An acerbic social satire, Chilean filmmaker Sebastián Silva’s latest reflects a cultural malaise rooted in cultural ennui. More than a casual swipe at modern social trends, Rotting in the Sun exposes a kind of cruelty, alienation, and social stratification that is only as modern as the technology through which it expresses itself.

The key opening image of Silva’s ninth feature is of a pet dog eating a homeless person’s recently-deposited excrement on the street. Degradation, revulsion, and compulsion, all wrapped up in a vile spectacle and topped off by its owner – Silva, playing a highly unflattering version of himself – beating the animal for engaging in the act of unthinking consumption. The metaphor for social media – an endlessly-scrolling toilet roll of content – is hard to miss.

There’s an immediacy to the filmmaking that chimes with its subject matter, but with subtle elements of surrealism at its edges: a glimpse into Sebastián’s mind in the midst of a ket-induced slump is pure, wondrous abstraction, while Silva’s phone-esque close-ups distort faces, and the frequency of real sex scenes may well shock us out of our own multi-screen indifference.

What distinguishes Rotting in the Sun as a satire, however, is the about-turn it makes in the second act, which both upends its narrative and complicates its satire. Sebastián, a ketamine-addicted filmmaker who toys with the idea of killing himself with pentobarbital, is the archetypal modern melancholic, rousing himself from his k-holes for just long enough to mope around on the beach reading E.M. Cioran’s misery tract The Trouble With Being Born. After nearly drowning in the midst of one of his sulks, Sebastián meets insufferable influencer Jordan Stillman (playing himself) who persuades Sebastián, reluctantly, to join him at a party and later to collaborate on a series together.

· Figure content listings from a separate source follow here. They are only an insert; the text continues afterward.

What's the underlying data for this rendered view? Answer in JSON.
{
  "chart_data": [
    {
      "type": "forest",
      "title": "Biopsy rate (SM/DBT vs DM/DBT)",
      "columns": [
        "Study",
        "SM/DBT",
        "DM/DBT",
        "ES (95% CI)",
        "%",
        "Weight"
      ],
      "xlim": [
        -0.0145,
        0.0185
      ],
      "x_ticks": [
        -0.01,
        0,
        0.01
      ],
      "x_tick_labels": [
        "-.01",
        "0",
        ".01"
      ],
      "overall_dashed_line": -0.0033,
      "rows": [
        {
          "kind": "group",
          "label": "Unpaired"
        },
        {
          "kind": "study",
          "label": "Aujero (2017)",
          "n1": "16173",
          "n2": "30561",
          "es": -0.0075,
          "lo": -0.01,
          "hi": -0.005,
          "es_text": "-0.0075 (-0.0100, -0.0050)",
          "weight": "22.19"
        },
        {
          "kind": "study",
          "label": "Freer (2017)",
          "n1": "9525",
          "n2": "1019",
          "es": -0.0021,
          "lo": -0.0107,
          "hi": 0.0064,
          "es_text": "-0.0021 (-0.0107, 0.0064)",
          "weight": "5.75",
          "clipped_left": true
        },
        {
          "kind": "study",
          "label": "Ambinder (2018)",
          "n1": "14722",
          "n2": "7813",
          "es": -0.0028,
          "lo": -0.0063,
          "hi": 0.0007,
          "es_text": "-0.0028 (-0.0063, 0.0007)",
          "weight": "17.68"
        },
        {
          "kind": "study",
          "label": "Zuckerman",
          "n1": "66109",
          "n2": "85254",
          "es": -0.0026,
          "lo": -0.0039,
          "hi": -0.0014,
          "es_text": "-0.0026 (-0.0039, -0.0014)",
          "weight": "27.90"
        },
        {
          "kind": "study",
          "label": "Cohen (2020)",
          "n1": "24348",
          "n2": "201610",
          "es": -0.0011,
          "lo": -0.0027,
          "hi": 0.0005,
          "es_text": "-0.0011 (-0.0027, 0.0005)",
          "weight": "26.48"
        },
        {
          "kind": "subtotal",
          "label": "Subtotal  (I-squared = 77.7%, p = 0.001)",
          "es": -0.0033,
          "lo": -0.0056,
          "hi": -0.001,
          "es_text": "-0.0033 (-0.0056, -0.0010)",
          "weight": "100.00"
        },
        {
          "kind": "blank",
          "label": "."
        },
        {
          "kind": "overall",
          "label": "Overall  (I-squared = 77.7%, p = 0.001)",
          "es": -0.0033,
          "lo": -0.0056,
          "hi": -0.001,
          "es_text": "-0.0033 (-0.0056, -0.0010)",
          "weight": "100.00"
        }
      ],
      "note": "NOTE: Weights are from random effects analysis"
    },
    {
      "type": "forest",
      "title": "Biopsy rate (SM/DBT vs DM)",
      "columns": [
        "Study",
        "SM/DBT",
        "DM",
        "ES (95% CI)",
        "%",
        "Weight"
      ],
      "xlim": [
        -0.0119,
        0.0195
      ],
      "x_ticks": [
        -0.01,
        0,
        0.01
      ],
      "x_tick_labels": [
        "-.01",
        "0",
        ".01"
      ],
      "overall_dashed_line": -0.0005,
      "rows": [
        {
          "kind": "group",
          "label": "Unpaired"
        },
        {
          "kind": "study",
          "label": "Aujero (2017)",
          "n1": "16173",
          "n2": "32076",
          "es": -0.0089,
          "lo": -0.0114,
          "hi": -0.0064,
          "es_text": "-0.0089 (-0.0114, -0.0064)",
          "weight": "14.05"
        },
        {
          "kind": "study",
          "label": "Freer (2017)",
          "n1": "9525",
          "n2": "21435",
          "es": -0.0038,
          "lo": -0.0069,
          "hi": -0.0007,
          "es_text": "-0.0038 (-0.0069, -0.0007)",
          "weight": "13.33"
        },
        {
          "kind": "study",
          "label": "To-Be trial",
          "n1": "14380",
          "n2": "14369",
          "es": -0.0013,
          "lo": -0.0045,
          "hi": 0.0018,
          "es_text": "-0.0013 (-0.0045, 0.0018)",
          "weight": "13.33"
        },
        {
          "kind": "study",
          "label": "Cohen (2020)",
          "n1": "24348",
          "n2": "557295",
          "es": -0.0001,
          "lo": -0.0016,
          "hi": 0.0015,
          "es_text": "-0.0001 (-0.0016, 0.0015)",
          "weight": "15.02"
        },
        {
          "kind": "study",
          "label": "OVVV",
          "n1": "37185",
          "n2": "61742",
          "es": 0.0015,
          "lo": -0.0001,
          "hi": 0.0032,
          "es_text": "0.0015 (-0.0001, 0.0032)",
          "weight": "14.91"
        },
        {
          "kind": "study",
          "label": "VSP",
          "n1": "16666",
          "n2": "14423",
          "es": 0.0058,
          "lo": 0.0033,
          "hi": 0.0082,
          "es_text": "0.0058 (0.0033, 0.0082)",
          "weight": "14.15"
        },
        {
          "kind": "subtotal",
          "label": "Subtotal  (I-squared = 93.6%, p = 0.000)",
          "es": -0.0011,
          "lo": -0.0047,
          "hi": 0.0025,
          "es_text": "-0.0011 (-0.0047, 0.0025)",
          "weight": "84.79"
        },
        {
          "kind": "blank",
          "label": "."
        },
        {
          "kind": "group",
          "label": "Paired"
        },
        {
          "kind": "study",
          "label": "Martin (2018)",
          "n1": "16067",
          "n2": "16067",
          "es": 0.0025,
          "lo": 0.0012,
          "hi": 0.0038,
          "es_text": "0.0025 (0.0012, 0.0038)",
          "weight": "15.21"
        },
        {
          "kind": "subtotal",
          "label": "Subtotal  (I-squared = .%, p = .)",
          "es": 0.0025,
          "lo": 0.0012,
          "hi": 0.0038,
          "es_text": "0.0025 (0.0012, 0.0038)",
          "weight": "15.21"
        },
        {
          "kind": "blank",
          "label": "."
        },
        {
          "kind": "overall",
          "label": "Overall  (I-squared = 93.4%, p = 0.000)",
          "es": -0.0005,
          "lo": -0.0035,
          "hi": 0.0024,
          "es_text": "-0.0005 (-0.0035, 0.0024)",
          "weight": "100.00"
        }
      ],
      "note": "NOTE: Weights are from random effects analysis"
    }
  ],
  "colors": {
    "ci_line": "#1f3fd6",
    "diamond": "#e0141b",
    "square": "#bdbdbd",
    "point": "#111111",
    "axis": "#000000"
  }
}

The turn in the film arises when Jordan arrives at Sebastián’s apartment to find no sign of him. Meanwhile, the housekeeper (Catalina Saavedra – stealing the show) a previously minor character, becomes the film’s MVP and the film turns in to a cat-and-mouse detective thriller. The rising prominence of Saavedra’s housekeeper, and Jordan’s surprising tenaciousness and sincerity in discovering his missing associate reveal deeper social anxieties than the usual tabloid archness that social media satire can sometimes produce.

Much of Rotting in the Sun’s satire is rooted in class, from the shocking cruelty with which the building manager treat’s Saavedra’s character, to her own solidarity with another character. Ultimately, this is a film about alienation – as a satire on social media, its final statement is a blackly comic one on technology’s absurd failure to in any way alleviate it.